I went forward with a couple sodas and said that the jackets were to be used as cushions to sit on the wet deck! (I also took pictures of them looking silly... on their camera)

It was snack time and I served up some sandwiches and peanuts as we cruised slowly under the Highway 17 bridge.

"Mark Twain once cruised by riverboat into Doctors Lake, back in the 1880's and he wrote about the experience," I explained.

We cruised into the lake until we got as far as "Whitey's Fish Camp", Ahem...

The Spousal Unit took over the driving as we left the young couple sitting up front enjoying their spontaneous quiet moment on the bow.

Time passed and we reluctantly headed back to the Base to leave Durant and Camelia back with the rest of the Wounded Warriors. There was a big barbecue and the NAS Jax Navy band provided the background music.

Barco SIn Vela passed our passengers ashore and we headed home to our berth at Florida Yacht Club  in the warm afternoon, happy to finally be dry and also that we had been part of a big event for the Wounded Warrior Project.

After mission report; There were about 20 pax on "Moondancer". There was a balloon artist and buffet onboard, the children spent three happy hours being entertained! "Warrior" took onboard about 16 Passengers and there were great reports of the good times had by all. Sailing Vessel "Ruack" had about 8 passengers and they actually put out the sails and SAILED! Outstanding, my congratulations to that crew and my envy for them being able to sail.

The inclement weather made it that half of the Warriors did not make it as planned, and I don't blame them a bit. It was truly a major effort to get the Guests and families both into the boats and back on the shore safely. This happened as a matter of routine and fact due to the huge efforts of the Navy Jax Yacht Club (Lee and Cheryl LeDoux!) and the endurance of the Navy Jax Dock Crew  ( Bob Sharkey CAPT USCGR Ret, Steve Spickelmier SMsgt USAF Ret, Dave Bailey AOC USN Ret, and finally my old HS-85 shipmate Brian Paul AW1 USNR-TAR Ret). Those guys stood in the driving rain for four hours making sure that all the precious cargo was safely handled.
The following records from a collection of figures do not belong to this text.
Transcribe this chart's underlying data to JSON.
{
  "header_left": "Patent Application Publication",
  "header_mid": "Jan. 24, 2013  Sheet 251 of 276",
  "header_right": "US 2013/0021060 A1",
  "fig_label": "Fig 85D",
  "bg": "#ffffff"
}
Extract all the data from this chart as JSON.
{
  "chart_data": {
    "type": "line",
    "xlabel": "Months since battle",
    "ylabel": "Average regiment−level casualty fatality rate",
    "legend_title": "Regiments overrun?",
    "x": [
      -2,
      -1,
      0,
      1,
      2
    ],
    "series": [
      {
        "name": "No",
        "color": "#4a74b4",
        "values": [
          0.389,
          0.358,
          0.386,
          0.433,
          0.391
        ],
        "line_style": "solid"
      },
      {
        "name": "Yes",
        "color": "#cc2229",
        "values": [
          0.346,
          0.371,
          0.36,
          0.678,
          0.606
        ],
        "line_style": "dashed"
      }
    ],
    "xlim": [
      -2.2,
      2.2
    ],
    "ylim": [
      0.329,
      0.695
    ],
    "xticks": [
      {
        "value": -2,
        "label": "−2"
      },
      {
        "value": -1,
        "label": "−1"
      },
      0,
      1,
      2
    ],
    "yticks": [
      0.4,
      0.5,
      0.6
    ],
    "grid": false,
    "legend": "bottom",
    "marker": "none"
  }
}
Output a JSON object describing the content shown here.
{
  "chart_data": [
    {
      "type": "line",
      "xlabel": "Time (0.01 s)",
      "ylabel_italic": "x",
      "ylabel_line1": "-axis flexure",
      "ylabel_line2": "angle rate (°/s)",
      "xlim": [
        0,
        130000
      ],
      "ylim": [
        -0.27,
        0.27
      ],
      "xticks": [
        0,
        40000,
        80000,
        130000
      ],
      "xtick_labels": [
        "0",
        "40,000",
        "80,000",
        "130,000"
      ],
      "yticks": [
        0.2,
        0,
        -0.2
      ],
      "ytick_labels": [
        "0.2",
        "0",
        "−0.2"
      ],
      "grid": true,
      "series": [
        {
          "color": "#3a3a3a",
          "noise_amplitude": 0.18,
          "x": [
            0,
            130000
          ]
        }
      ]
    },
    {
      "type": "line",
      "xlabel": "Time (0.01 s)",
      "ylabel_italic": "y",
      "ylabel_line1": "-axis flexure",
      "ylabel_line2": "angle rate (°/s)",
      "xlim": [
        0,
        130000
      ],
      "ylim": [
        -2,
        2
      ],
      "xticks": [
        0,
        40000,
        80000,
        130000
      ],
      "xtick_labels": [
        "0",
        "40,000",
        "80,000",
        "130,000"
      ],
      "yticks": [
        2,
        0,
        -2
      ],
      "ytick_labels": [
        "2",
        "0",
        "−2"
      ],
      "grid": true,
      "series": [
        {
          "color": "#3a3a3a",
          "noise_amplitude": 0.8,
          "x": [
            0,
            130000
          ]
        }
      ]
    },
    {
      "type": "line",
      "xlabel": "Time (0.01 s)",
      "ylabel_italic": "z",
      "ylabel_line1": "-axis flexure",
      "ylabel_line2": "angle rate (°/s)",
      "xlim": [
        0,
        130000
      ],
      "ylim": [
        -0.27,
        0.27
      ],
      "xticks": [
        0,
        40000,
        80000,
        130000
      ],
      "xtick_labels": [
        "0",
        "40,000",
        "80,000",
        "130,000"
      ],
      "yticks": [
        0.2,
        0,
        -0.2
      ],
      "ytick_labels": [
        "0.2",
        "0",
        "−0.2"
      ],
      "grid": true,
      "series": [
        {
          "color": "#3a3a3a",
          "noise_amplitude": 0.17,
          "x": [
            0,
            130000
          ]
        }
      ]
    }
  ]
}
That surely was the toughest duty performed that day!

As for kudos due on the Barco Sin Vela; All thanks, respects and praises to Phil (RMC USN Ret), who bravely stood on the bow handling lines while I was warm and relatively dry up in the flybridge during all aspects of docking and undocking. As a partial repayment for his performance, Phil gets to come over for slow cooked Boston Butt this afternoon, served with massive flagons of Sierra Nevada Pale Ale.
And the Band played on!

A soggy Phil smokes a stogy while basking in the glow of an afternoon near Doctors Lake.

  I was too wet and miserable to document the other boats while we were in the docking phase of the mission. I regret that, but when I drive a boat I try to focus on the job at hand. Besides, the camera was in a bag under the sink and I could not pause from driving to get it!

Saturday turned out just fine and I look forward to trying this all out again, but next time in better weather.

Barco Out.


Buck said...

A shame about the WX, but it's good you had a fall-back position.

Great pics... and once again: Good On Ya.

Barco Sin Vela II said...

Thanks, Buck. We always have a nice time, whether others are involved or not.